Because many elements can affect a transplant’s success, doctors hope for a wide range of matches, so they can find the best combination possible.

It makes Dr. Duffner grateful the global donor pool has grown from 3 million to 23 million in the years that he has worked with transplants. And it makes him advocate for more volunteers, particularly African Americans, Latinos and other minorities, who are under-represented in the donor pool.

The bigger the donor pool, the better the chance of finding the perfect match for Naomi and others who face life-threatening illness.

The transplant, in destroying the old immune system and creating a new one, leaves a patient vulnerable to infection. That’s why Naomi had to spend a month in isolation.

Few visitors were allowed in her room. All visitors, nurses, doctors and staff members wore a gown and mask.

While the entire children’s hospital has pure filtered air, the transplant rooms include an extra protective feature, Dr. Duffner says. Visitors first go into a small entryway before opening the door to the room.

When the door opens, the positive pressure system causes a little burst of air to exit the room.

“The idea is you don’t suck in anything that could increase the risk of infection,” Dr.
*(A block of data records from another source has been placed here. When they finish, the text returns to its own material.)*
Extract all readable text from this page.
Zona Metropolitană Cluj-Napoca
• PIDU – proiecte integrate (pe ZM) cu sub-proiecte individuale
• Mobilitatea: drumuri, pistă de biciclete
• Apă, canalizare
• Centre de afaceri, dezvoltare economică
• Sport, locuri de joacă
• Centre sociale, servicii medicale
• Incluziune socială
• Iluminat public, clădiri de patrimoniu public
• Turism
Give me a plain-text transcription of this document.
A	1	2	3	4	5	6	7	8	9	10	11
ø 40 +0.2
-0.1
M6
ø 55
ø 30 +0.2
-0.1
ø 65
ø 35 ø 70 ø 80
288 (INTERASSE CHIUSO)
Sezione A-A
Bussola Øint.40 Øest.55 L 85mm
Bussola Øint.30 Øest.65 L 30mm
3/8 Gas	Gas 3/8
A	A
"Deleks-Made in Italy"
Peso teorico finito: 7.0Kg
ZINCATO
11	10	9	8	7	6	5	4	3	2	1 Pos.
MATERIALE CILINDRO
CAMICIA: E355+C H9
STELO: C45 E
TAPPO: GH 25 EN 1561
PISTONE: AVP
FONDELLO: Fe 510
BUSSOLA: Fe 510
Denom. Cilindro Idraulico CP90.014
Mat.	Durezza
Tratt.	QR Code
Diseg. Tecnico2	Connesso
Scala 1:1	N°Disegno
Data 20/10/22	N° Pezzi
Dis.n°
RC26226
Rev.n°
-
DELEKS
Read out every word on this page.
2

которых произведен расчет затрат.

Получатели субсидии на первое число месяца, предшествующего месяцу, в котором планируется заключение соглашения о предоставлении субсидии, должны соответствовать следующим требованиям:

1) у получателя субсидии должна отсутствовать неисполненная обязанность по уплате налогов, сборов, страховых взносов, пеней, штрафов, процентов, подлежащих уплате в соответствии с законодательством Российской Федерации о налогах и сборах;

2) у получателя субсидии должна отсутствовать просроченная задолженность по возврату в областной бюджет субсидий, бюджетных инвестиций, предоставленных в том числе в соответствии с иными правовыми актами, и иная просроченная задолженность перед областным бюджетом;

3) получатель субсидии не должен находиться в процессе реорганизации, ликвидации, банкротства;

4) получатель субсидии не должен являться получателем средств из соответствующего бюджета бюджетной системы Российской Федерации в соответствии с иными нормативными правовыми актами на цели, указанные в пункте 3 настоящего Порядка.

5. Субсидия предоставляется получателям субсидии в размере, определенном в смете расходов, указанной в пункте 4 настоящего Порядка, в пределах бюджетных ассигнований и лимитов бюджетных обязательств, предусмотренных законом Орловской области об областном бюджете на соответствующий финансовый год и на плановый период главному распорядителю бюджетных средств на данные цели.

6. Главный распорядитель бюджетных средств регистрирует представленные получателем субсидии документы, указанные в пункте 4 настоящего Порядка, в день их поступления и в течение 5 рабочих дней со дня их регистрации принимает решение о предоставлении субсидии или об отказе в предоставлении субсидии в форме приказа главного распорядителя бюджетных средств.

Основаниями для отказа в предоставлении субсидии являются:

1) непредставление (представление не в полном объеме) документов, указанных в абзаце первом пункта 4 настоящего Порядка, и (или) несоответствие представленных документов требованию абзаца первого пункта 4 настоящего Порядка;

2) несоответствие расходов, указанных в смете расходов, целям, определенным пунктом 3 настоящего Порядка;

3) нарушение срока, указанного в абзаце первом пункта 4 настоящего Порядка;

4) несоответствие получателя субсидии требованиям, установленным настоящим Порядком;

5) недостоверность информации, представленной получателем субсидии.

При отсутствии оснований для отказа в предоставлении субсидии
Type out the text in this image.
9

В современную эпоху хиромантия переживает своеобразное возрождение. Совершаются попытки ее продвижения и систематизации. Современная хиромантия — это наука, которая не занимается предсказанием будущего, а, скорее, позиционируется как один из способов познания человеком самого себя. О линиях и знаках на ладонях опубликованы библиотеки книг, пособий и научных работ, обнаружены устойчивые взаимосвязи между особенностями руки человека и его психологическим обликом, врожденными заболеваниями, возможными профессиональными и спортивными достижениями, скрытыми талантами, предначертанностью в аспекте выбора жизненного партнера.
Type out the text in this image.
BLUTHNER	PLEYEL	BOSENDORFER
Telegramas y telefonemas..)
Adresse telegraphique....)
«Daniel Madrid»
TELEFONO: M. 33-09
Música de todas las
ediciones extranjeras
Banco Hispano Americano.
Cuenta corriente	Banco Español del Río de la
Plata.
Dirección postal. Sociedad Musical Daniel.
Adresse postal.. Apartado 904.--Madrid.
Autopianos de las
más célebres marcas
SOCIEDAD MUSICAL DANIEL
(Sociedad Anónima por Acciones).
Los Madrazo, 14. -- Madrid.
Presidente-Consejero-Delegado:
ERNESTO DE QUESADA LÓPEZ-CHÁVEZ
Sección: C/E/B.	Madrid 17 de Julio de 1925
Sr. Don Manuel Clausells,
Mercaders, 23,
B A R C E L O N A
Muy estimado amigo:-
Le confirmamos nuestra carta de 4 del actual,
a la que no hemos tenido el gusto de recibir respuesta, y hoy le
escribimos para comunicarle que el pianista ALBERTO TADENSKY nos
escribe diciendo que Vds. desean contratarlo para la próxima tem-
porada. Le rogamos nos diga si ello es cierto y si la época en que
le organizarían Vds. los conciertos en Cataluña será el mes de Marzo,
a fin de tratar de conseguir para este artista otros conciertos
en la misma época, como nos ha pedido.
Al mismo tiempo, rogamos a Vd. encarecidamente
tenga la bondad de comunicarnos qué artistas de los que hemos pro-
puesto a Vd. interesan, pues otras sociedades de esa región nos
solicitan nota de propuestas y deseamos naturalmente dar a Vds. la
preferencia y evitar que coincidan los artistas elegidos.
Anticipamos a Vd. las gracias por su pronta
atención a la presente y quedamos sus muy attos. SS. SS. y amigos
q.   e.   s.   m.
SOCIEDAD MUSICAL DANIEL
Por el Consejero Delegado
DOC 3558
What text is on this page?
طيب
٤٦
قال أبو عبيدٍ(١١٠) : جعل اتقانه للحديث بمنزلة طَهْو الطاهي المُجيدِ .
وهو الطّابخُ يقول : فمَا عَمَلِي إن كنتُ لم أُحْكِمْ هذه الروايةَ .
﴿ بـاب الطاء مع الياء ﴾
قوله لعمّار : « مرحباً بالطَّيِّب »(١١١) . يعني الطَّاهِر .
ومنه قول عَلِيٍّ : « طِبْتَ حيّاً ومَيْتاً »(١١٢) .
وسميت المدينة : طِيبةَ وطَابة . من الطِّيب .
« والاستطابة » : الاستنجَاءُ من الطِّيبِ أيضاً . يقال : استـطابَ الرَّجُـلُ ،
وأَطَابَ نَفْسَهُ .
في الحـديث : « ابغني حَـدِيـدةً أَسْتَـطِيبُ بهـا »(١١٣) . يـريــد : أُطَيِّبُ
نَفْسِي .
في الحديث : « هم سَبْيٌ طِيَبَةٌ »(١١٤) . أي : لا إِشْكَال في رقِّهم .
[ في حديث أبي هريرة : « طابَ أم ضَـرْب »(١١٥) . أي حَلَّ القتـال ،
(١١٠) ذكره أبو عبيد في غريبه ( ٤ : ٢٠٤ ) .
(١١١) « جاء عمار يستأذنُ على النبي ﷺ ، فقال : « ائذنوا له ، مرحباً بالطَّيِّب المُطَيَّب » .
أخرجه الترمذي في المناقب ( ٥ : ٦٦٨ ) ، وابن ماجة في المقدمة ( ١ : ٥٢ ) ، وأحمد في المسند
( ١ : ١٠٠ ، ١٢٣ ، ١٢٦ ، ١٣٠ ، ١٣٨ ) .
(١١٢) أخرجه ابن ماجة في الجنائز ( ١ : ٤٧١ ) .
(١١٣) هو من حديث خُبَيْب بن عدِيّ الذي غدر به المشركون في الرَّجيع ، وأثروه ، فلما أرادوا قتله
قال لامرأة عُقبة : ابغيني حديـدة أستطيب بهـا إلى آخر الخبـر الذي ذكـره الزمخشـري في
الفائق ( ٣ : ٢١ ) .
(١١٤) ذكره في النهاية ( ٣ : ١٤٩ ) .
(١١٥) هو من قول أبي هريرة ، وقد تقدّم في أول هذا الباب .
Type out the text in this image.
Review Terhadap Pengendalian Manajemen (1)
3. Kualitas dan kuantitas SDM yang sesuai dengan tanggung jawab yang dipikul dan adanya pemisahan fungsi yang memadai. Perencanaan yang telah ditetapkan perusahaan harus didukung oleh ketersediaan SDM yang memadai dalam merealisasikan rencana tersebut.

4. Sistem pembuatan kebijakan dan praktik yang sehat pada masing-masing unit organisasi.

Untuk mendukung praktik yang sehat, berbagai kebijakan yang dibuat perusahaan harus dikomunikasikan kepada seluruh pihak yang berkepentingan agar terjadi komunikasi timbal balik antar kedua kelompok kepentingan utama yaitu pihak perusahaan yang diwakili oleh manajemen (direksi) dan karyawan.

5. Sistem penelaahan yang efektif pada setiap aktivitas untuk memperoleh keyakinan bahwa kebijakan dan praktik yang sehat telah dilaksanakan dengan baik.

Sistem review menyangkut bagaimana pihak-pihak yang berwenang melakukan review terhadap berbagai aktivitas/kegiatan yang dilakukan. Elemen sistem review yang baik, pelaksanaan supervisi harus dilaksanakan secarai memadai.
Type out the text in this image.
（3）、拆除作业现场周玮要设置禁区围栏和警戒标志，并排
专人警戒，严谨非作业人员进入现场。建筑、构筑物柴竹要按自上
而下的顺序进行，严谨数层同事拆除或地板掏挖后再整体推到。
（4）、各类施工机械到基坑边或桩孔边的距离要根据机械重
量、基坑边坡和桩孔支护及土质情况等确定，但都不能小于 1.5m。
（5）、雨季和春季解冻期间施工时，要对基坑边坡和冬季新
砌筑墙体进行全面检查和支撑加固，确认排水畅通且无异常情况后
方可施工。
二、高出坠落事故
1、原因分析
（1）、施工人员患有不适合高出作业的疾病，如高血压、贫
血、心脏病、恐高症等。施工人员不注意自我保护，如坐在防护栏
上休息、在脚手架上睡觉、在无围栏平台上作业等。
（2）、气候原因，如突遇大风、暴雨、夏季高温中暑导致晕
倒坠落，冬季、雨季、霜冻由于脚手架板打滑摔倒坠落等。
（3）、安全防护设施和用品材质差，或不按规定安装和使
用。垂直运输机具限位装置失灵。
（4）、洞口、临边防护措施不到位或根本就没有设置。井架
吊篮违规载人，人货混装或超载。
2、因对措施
Duffner says.

‘I didn’t fight alone’

Naomi’s strong spirit helped her through the transplant.

“She can be proud of how she helped a lot on her side,” Dr. Duffner says. “I praised her a lot, and for good reason.”

She struggled to eat, especially when she developed sores in her mouth and throat. She stayed active, getting out of bed to play. That reduces infection risks in the lungs.

She kept contact with other patients by playing tic-tac-toe and drawing pictures on the glass door. She went through dozens of gel pens as she filled coloring books.

“She is resilient,” Dr. Duffner says. “She has this very severe and tough disease, but I think she wants to be in control of her life.”

It took a team to get Naomi through her transplant, her mom says.

She created a poster with a message in the center that reads, “I didn’t fight alone.” Surrounding it are signatures and notes from nurses, doctors, staff members, patients, family and friends who cared for Naomi and made her days brighter.

“We made a lot of good friends and met a lot of good people,” she says. “You have to find the good in every situation, or it will control you.”

Naomi chimes in with her approach to handling the rough days: “You have to think about the good things that will happen.”